As an organisation NAHFO has been established for well over 30 years. It is currently made up of 12 regional branches, overseen by a National Executive Committee (NEC).

The association’s objectives/aims are:

1. To promote & encourage the highest standards of fire safety in healthcare premises
2. To improve the status and career prospects of all health service fire officers/advisors
3. To provide training for and dissemination of information to its national membership
4. To establish liaison with other like minded organisations where there is a common interest consistent with those of the association.

NHS fire officer’s work as specialist advisors to their organisations, be they Foundation Trust hospitals, Mental Health Facilities, Teaching hospitals, GP Surgeries, Health Centres or Clinics etc. Most NHS organisations have a vast and varied estate under their control, invariably spread over large geographic areas, the day to day management of which can be challenging as far as fire safety is concerned.

NAHFO is widely and quite rightly regarded as one of the leading authorities for healthcare fire safety and has been responsible in partnership with other organisations and groups, for producing what is widely seen as the accepted guidance/best practice reference material currently in use within the NHS.

NAHFO has had links with the BFSA over a number of years with members serving on the association’s Governing Council, indeed the councils current chairman is himself a current NAHFO Fire Advisor working for a Foundation Trust Teaching Hospital based in North Yorkshire.

The vast majority of healthcare fire advisor’s currently working in the NHS are amongst some of the most experienced you would find anywhere. Many current NAHFO members have previously served in the Local Authority Fire and Rescue Services or in the military (RAF Fire & Rescue Service/DFRMO).

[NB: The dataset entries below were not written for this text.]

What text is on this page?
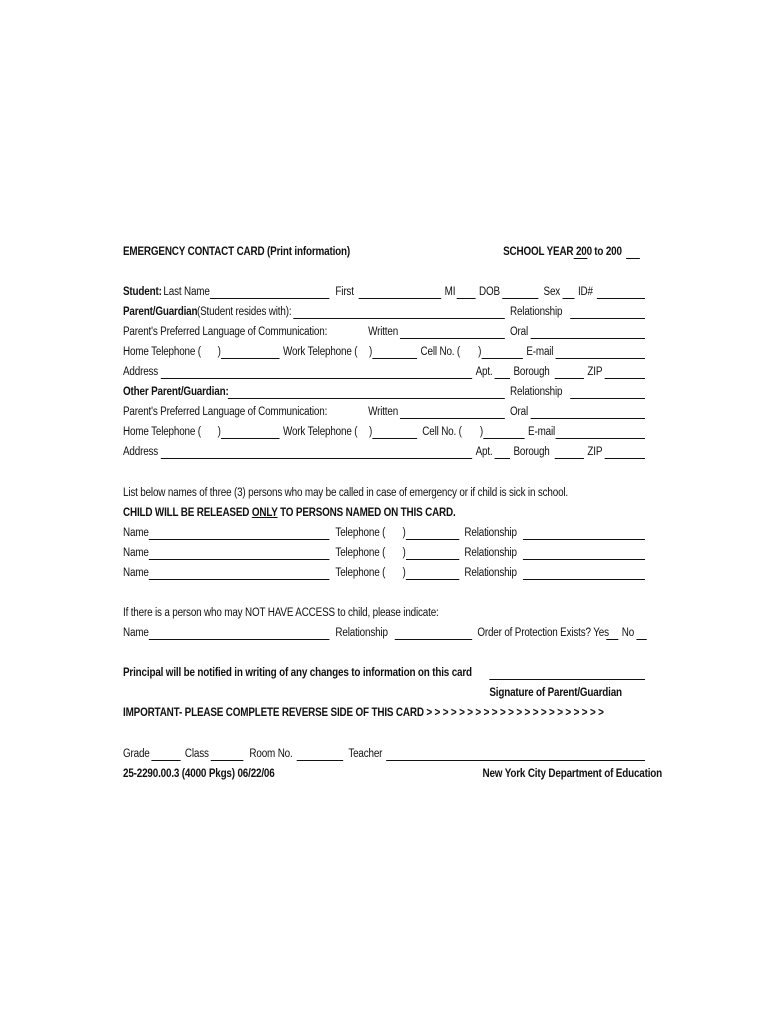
EMERGENCY CONTACT CARD (Print information)	SCHOOL YEAR 200 to 200
Student: Last Name	First	MI DOB	Sex ID#
Parent/Guardian (Student resides with):	Relationship
Parent's Preferred Language of Communication:	Written	Oral
Home Telephone ( )	Work Telephone ( )	Cell No. ( )	E-mail
Address	Apt. Borough	ZIP
Other Parent/Guardian:	Relationship
Parent's Preferred Language of Communication:	Written	Oral
Home Telephone ( )	Work Telephone ( )	Cell No. ( )	E-mail
Address	Apt. Borough	ZIP
List below names of three (3) persons who may be called in case of emergency or if child is sick in school.
CHILD WILL BE RELEASED ONLY TO PERSONS NAMED ON THIS CARD.
Name	Telephone ( )	Relationship
Name	Telephone ( )	Relationship
Name	Telephone ( )	Relationship
If there is a person who may NOT HAVE ACCESS to child, please indicate:
Name	Relationship	Order of Protection Exists? Yes No
Principal will be notified in writing of any changes to information on this card
Signature of Parent/Guardian
IMPORTANT- PLEASE COMPLETE REVERSE SIDE OF THIS CARD > > > > > > > > > > > > > > > > > > > > > >
Grade	Class	Room No.	Teacher
25-2290.00.3 (4000 Pkgs) 06/22/06	New York City Department of Education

Thankfully fires are rare within the NHS, but the risks are very real. The hazardous materials found on most hospital sites can contribute quite significantly to the very real possibility of a fire occurring. Where on a day to day basis would you find so many hazards in one place, be they Chemical, Radiological or Biological substances or the varied types of compressed and piped gases, which can include liquid oxygen and liquid nitrogen. Add into this mix the vulnerability of some of the patients and the vast numbers of people on site 24/7 and it soon becomes obvious the levels of responsibility taken on by the NAHFO fire advisor’s.

We obviously focus on the safety of the individuals first and foremost but we must also make every effort to ensure that our respective employers have a shield of compliance in place in order to protect them and to ensure the continued delivery of a first class service to the community.

Every day NAHFO members play a pivotal role, along with their colleagues in maintaining a safe working environment for everybody. They are part of a national team contributing to the continuing legacy that is the NHS.